Environ quatorze personnesparmi lesquelles l'une des sœurs du leader de la branche politique du Mouvement de la Résistance islamique (Hamas), Ismaïl Haniyehest mort ce mardi dans un bombardement mené par l'armée israélienne contre le camp de réfugiés de Shati, situé dans la ville de Gaza, au nord de la bande.
Selon les informations recueillies par le journal palestinien Filastin, lié au groupe islamiste, au moins quatorze personnes sont mortes dans l'attentat, dont une sœur de Haniye et plusieurs de ses proches. Haniye n'a pas encore commenté ces informations, près de deux mois après la mort d'Israël trois de ses enfants et quatre de ses petits-enfants dans un autre attentat à la bombe à Gaza.
Les autorités israéliennes ont également inculpé en avril une autre des sœurs de Haniye – arrêtée quelques jours plus tôt – d'« incitation au terrorisme » pour deux messages envoyés via son compte WhatsApp « faisant l'éloge ou soutenant » les attaques menées le 7 octobre par le Hamas et d'autres factions palestiniennes contre territoire israélien.
En outre, au moins douze personnesdont plusieurs enfants, ont été tués dans un deuxième bombardement d'un école utilisée comme abri pour les personnes déplacées de force par les attaques israéliennes dans le centre de Gaza, en pleine offensive lancée par l'armée israélienne contre l'enclave il y a plus de huit mois, après les attaques susmentionnées du 7 octobre.
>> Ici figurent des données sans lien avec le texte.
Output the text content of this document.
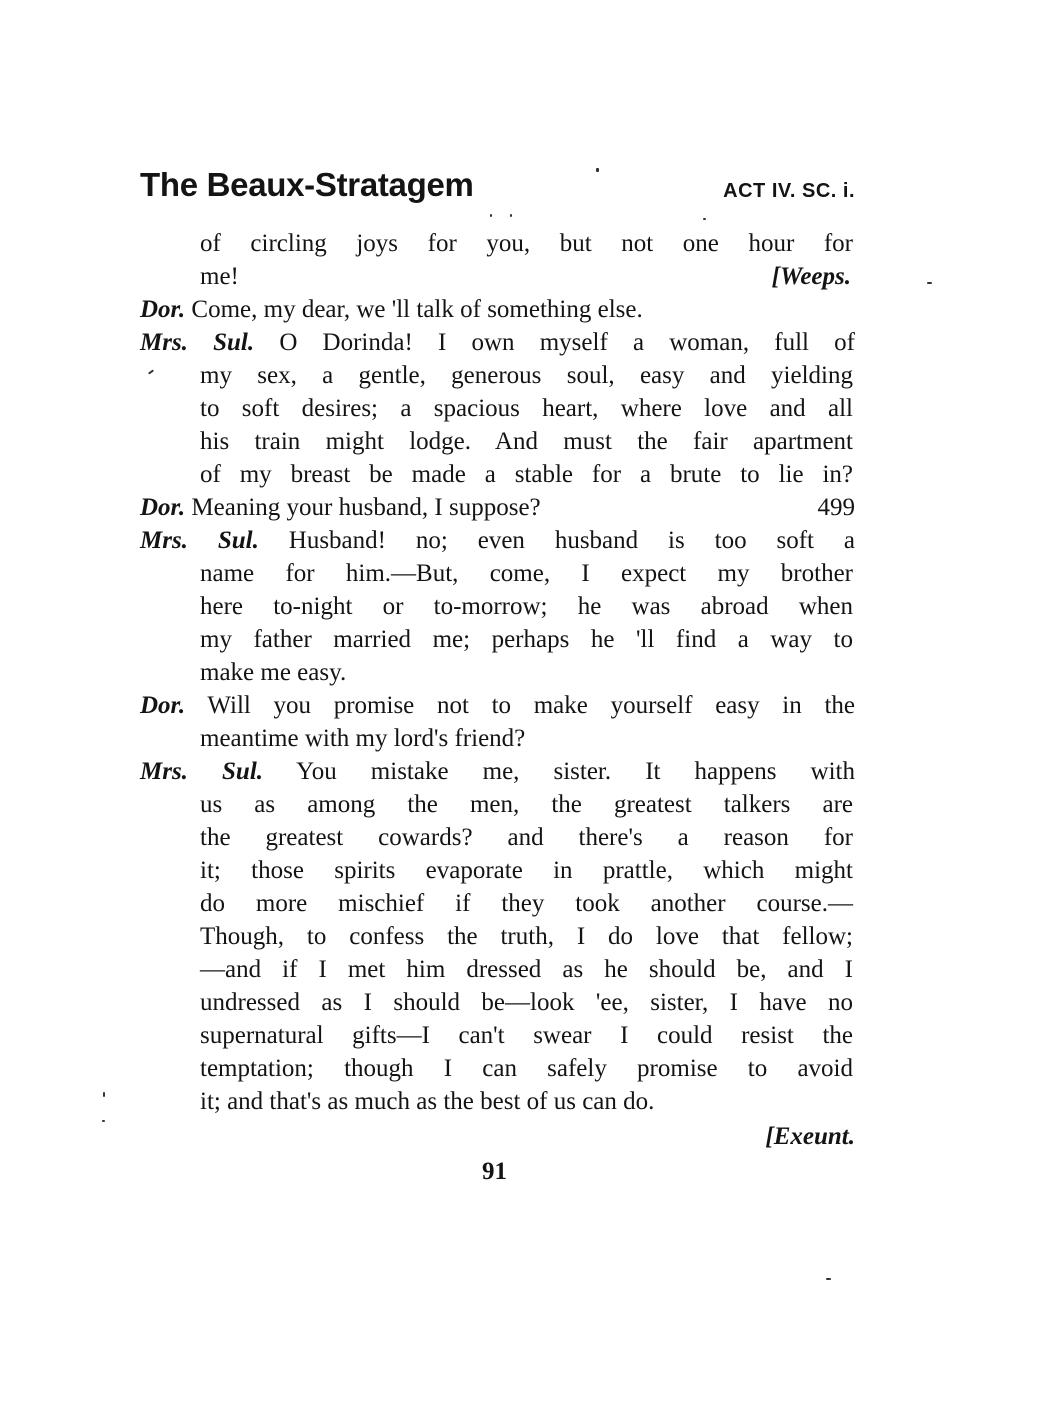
The Beaux-Stratagem	ACT IV. SC. i.
of circling joys for you, but not one hour for
me!	[Weeps.
Dor. Come, my dear, we 'll talk of something else.
Mrs. Sul. O Dorinda! I own myself a woman, full of
my sex, a gentle, generous soul, easy and yielding
to soft desires; a spacious heart, where love and all
his train might lodge. And must the fair apartment
of my breast be made a stable for a brute to lie in?
Dor. Meaning your husband, I suppose?	499
Mrs. Sul. Husband! no; even husband is too soft a
name for him.—But, come, I expect my brother
here to-night or to-morrow; he was abroad when
my father married me; perhaps he 'll find a way to
make me easy.
Dor. Will you promise not to make yourself easy in the
meantime with my lord's friend?
Mrs. Sul. You mistake me, sister. It happens with
us as among the men, the greatest talkers are
the greatest cowards? and there's a reason for
it; those spirits evaporate in prattle, which might
do more mischief if they took another course.—
Though, to confess the truth, I do love that fellow;
—and if I met him dressed as he should be, and I
undressed as I should be—look 'ee, sister, I have no
supernatural gifts—I can't swear I could resist the
temptation; though I can safely promise to avoid
it; and that's as much as the best of us can do.
[Exeunt.
91
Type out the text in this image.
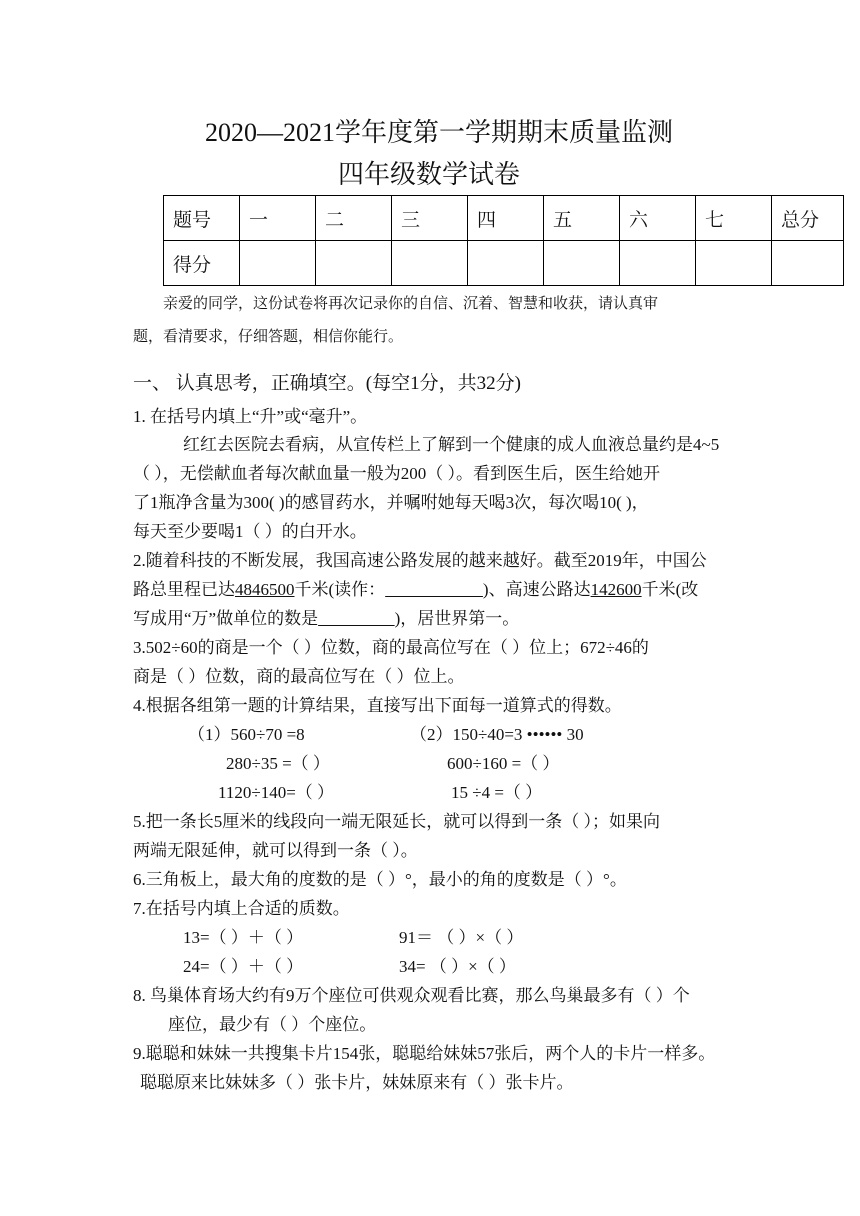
2020—2021学年度第一学期期末质量监测
四年级数学试卷
题号	一	二	三	四	五	六	七	总分
得分								
亲爱的同学，这份试卷将再次记录你的自信、沉着、智慧和收获，请认真审
题，看清要求，仔细答题，相信你能行。
一、 认真思考，正确填空。(每空1分，共32分)
1. 在括号内填上“升”或“毫升”。
红红去医院去看病，从宣传栏上了解到一个健康的成人血液总量约是4~5
（ ），无偿献血者每次献血量一般为200（ ）。看到医生后，医生给她开
了1瓶净含量为300( )的感冒药水，并嘱咐她每天喝3次，每次喝10( )，
每天至少要喝1（ ）的白开水。
2.随着科技的不断发展，我国高速公路发展的越来越好。截至2019年，中国公
路总里程已达4846500千米(读作：	)、高速公路达142600千米(改
写成用“万”做单位的数是	)，居世界第一。
3.502÷60的商是一个（ ）位数，商的最高位写在（ ）位上；672÷46的
商是（ ）位数，商的最高位写在（ ）位上。
4.根据各组第一题的计算结果，直接写出下面每一道算式的得数。
（1）560÷70 =8	（2）150÷40=3 •••••• 30
280÷35 =（ ）	600÷160 =（ ）
1120÷140=（ ）	15 ÷4 =（ ）
5.把一条长5厘米的线段向一端无限延长，就可以得到一条（ ）；如果向
两端无限延伸，就可以得到一条（ ）。
6.三角板上，最大角的度数的是（ ）°，最小的角的度数是（ ）°。
7.在括号内填上合适的质数。
13=（ ）＋（ ）	91＝ （ ）×（ ）
24=（ ）＋（ ）	34= （ ）×（ ）
8. 鸟巢体育场大约有9万个座位可供观众观看比赛，那么鸟巢最多有（ ）个
座位，最少有（ ）个座位。
9.聪聪和妹妹一共搜集卡片154张，聪聪给妹妹57张后，两个人的卡片一样多。
聪聪原来比妹妹多（ ）张卡片，妹妹原来有（ ）张卡片。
Suite à cela, le Hamas a condamné « les massacres » commis par « l'ennemi fasciste sioniste » contre le peuple palestinien, « y compris le bombardement de la maison de la famille Haniye à Shati, au cours duquel dix personnes ont été tuées, dont la sœur du chef du Hamas Ismail ». Haniye » et d'autres attaques des dernières heures dans le camp de réfugiés et dans d'autres points de la bande de Gaza qui ont laissé « des dizaines de martyrs, les pour la plupart des enfants et des femmes.
Le groupe a déclaré que parmi les cibles bombardées se trouvait une école de l'Office de secours et de travaux des Nations Unies (UNRWA) à Shati et a soutenu que ces attaques « représentent une affirmation selon laquelle le Gouvernement fasciste sioniste « continue de défier toutes les lois internationales ainsi que les normes et valeurs humaines avec des attaques délibérées contre des civils innocents ».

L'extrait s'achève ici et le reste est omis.